The character of Florizel in The Winter’s Tale is a prince whose father is King Polixenes of Bohemia. Florizel is smitten with the lovely young Perdita. Florizel is presented as an idealistic, and therefore impractical, man whose better judgment is swept aside by his romantic attachment to Perdita. Although he knows that he is expected to pair up with a woman from his own background, he insists that her being a peasant is irrelevant.

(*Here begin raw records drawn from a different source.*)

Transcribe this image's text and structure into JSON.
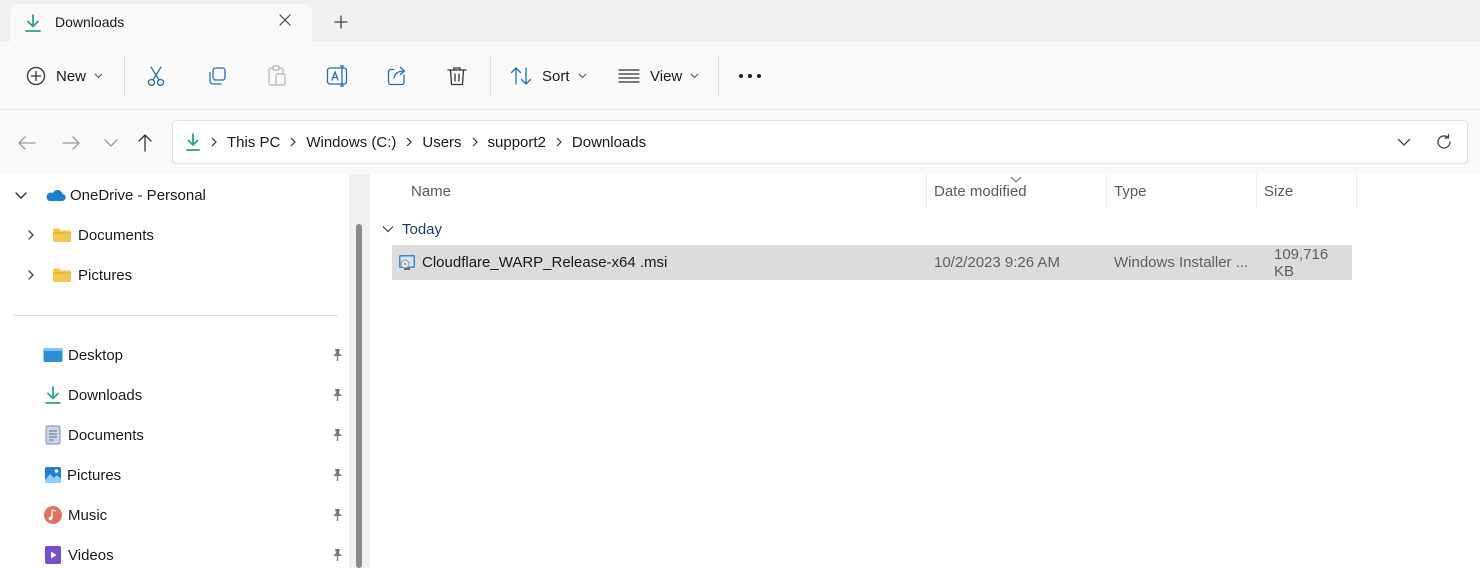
{
  "window": {
    "tab_title": "Downloads"
  },
  "colors": {
    "accent": "#2e9e8f",
    "selection": "#dcdcdc",
    "folder": "#f2c94c",
    "group_text": "#1f3b6d"
  },
  "toolbar": {
    "new_label": "New",
    "sort_label": "Sort",
    "view_label": "View",
    "icons": [
      "plus-circle-icon",
      "cut-icon",
      "copy-icon",
      "paste-icon",
      "rename-icon",
      "share-icon",
      "delete-icon",
      "sort-icon",
      "view-list-icon",
      "more-icon"
    ]
  },
  "address": {
    "crumbs": [
      "This PC",
      "Windows (C:)",
      "Users",
      "support2",
      "Downloads"
    ]
  },
  "sidebar": {
    "onedrive": {
      "label": "OneDrive - Personal",
      "children": [
        {
          "label": "Documents",
          "icon": "folder-icon"
        },
        {
          "label": "Pictures",
          "icon": "folder-icon"
        }
      ]
    },
    "quick_access": [
      {
        "label": "Desktop",
        "icon": "desktop-icon"
      },
      {
        "label": "Downloads",
        "icon": "download-icon"
      },
      {
        "label": "Documents",
        "icon": "document-icon"
      },
      {
        "label": "Pictures",
        "icon": "pictures-icon"
      },
      {
        "label": "Music",
        "icon": "music-icon"
      },
      {
        "label": "Videos",
        "icon": "videos-icon"
      }
    ]
  },
  "columns": {
    "name": "Name",
    "date": "Date modified",
    "type": "Type",
    "size": "Size"
  },
  "groups": [
    {
      "label": "Today",
      "files": [
        {
          "name": "Cloudflare_WARP_Release-x64 .msi",
          "date": "10/2/2023 9:26 AM",
          "type": "Windows Installer ...",
          "size": "109,716 KB"
        }
      ]
    }
  ]
}
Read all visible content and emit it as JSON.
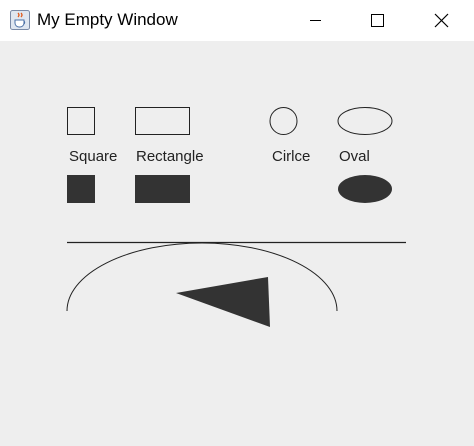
{
  "window": {
    "title": "My Empty Window",
    "app_icon": "java-cup-icon",
    "buttons": {
      "minimize_icon": "minimize-icon",
      "maximize_icon": "maximize-icon",
      "close_icon": "close-icon"
    }
  },
  "canvas": {
    "background": "#eeeeee",
    "stroke_color": "#222222",
    "fill_color": "#333333",
    "labels": {
      "square": "Square",
      "rectangle": "Rectangle",
      "circle": "Cirlce",
      "oval": "Oval"
    }
  }
}
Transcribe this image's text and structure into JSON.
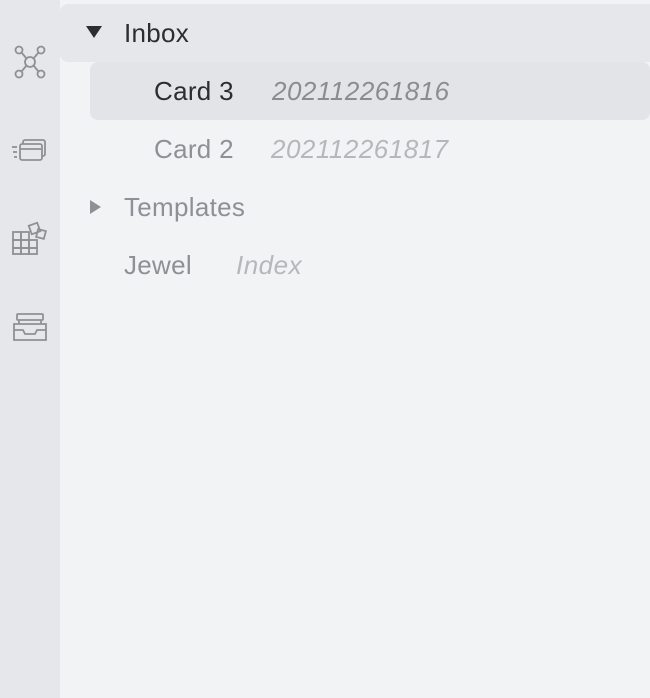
{
  "rail": {
    "icons": [
      {
        "name": "graph-icon"
      },
      {
        "name": "cards-icon"
      },
      {
        "name": "blocks-icon"
      },
      {
        "name": "inbox-tray-icon"
      }
    ],
    "icon_color": "#8f9095"
  },
  "tree": {
    "items": [
      {
        "label": "Inbox",
        "expanded": true,
        "level": 0
      },
      {
        "label": "Card 3",
        "meta": "202112261816",
        "level": 1,
        "selected": true
      },
      {
        "label": "Card 2",
        "meta": "202112261817",
        "level": 1
      },
      {
        "label": "Templates",
        "expanded": false,
        "level": 0
      },
      {
        "label": "Jewel",
        "meta": "Index",
        "level": 0
      }
    ]
  },
  "colors": {
    "background": "#f2f3f5",
    "rail": "#e6e7ea",
    "selected_row": "#e3e4e7",
    "text_primary": "#2b2d31",
    "text_secondary": "#8f9095",
    "text_muted": "#b6b7bb"
  }
}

The innocence and purity of the love between Florizel and Perdita is developed within the pastoral setting, as he plays at being a rustic. However, Florizel’s attitude and behavior incur the wrath of his father, who takes a dim view of his son getting involved with a shepherdess. Beyond mere disapproval, Polixenes threatens violent harm to the girl and her father, and actually takes the shepherd prisoner.
In many regards, Florizel’s stance and the young lovers’ story provides a foil to the main plot, in which Leontes is obsessed with appearances and destroys his marriage because he believes rumors. Florizel is not merely trusting and constant, but so committed to Perdita that he is willing to abandon his home country for her.
Unbeknownst to almost everyone, the shepherd is not Perdita’s father; instead, he rescued the abandoned child and raised her as his own. Florizel is proven not to be so foolish: his instincts were correct, as it is finally revealed that Perdita is actually a princess—her parents are Leontes, Polixenes’s former friend, and Hermione.